Imagine you're looking at two words: **cat** and **dog**, in a bunch of documents.

Let's say
- **dog** appears in 500 out of 1,000 documents
-  **cat** only shows up in 10 of 1000 documents.


**<u>If we calculate IDF without log, we get:</u>**


$$IDF(dog) = \frac{1000}{500} = 2$$

$$IDF(cat) = \frac{1000}{10} = 100$$

<br>

-  Without logarithms, the IDF values for **dog** and **cat** are very different: **dog** has an IDF of 2, while **cat** has an IDF of 100. This discrepancy highlights that **cat** is considered much rarer across the document corpus compared to **dog**.

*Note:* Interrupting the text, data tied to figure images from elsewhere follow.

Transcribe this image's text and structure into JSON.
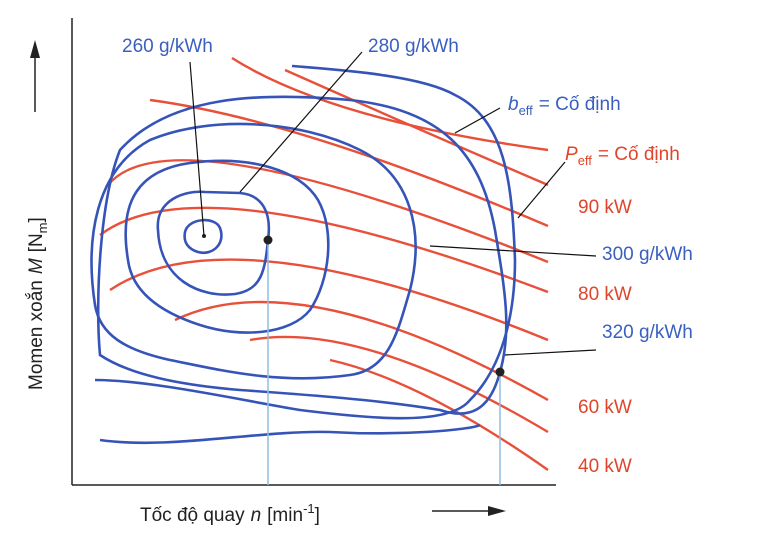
{
  "y_axis": {
    "name": "Momen xoắn",
    "symbol": "M",
    "unit_open": "[N",
    "unit_sub": "m",
    "unit_close": "]"
  },
  "x_axis": {
    "name": "Tốc độ quay",
    "symbol": "n",
    "unit_open": "[min",
    "unit_sup": "-1",
    "unit_close": "]"
  },
  "consumption_labels": [
    "260 g/kWh",
    "280 g/kWh",
    "300 g/kWh",
    "320 g/kWh"
  ],
  "b_legend": {
    "symbol": "b",
    "sub": "eff",
    "text": "= Cố định"
  },
  "p_legend": {
    "symbol": "P",
    "sub": "eff",
    "text": "= Cố định"
  },
  "power_labels": [
    "90 kW",
    "80 kW",
    "60 kW",
    "40 kW"
  ]
}
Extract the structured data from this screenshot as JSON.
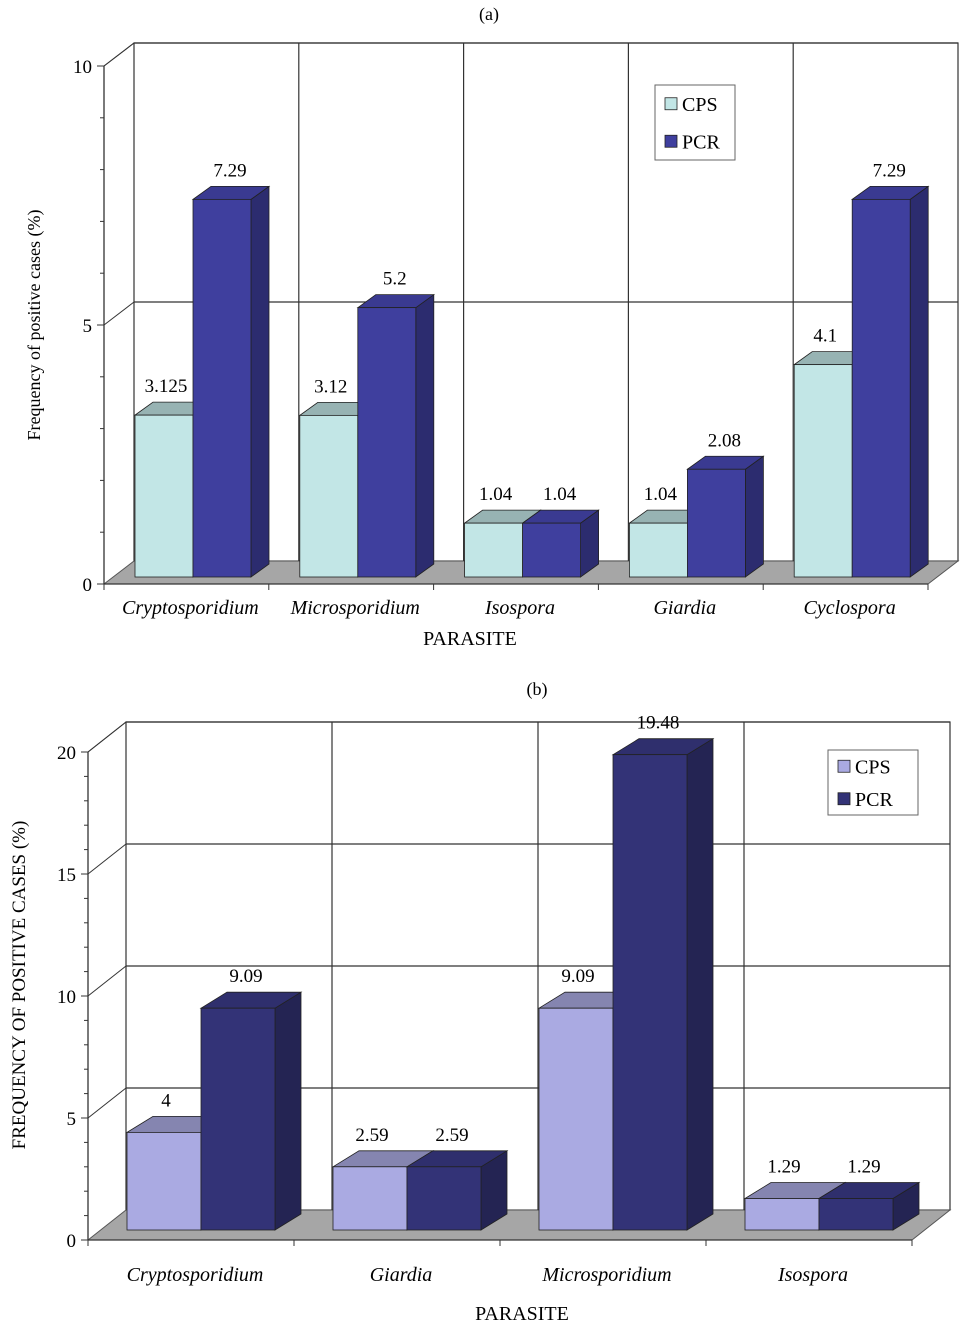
{
  "chart_data": [
    {
      "type": "bar",
      "panel_label": "(a)",
      "xlabel": "PARASITE",
      "ylabel": "Frequency of positive cases (%)",
      "categories": [
        "Cryptosporidium",
        "Microsporidium",
        "Isospora",
        "Giardia",
        "Cyclospora"
      ],
      "series": [
        {
          "name": "CPS",
          "values": [
            3.125,
            3.12,
            1.04,
            1.04,
            4.1
          ],
          "labels": [
            "3.125",
            "3.12",
            "1.04",
            "1.04",
            "4.1"
          ],
          "color": "#c2e6e6"
        },
        {
          "name": "PCR",
          "values": [
            7.29,
            5.2,
            1.04,
            2.08,
            7.29
          ],
          "labels": [
            "7.29",
            "5.2",
            "1.04",
            "2.08",
            "7.29"
          ],
          "color": "#3f3f9e"
        }
      ],
      "ylim": [
        0,
        10
      ],
      "yticks": [
        "0",
        "5",
        "10"
      ],
      "grid": true,
      "style": "3d",
      "legend": "top-right"
    },
    {
      "type": "bar",
      "panel_label": "(b)",
      "xlabel": "PARASITE",
      "ylabel": "FREQUENCY OF POSITIVE CASES (%)",
      "categories": [
        "Cryptosporidium",
        "Giardia",
        "Microsporidium",
        "Isospora"
      ],
      "series": [
        {
          "name": "CPS",
          "values": [
            4,
            2.59,
            9.09,
            1.29
          ],
          "labels": [
            "4",
            "2.59",
            "9.09",
            "1.29"
          ],
          "color": "#aaaae2"
        },
        {
          "name": "PCR",
          "values": [
            9.09,
            2.59,
            19.48,
            1.29
          ],
          "labels": [
            "9.09",
            "2.59",
            "19.48",
            "1.29"
          ],
          "color": "#333377"
        }
      ],
      "ylim": [
        0,
        20
      ],
      "yticks": [
        "0",
        "5",
        "10",
        "15",
        "20"
      ],
      "grid": true,
      "style": "3d",
      "legend": "top-right"
    }
  ]
}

- The unbalanced representation of IDF values can skew TF-IDF scores, favoring terms like **cat** that are rare across documents. This dominance of rare terms like **cat** can make the importance of more frequent terms like **cat** almost neighligible in TF-IDF.

-  Taking log helps to mitigate this imbalance by scaling down the impact of exteme IDF values.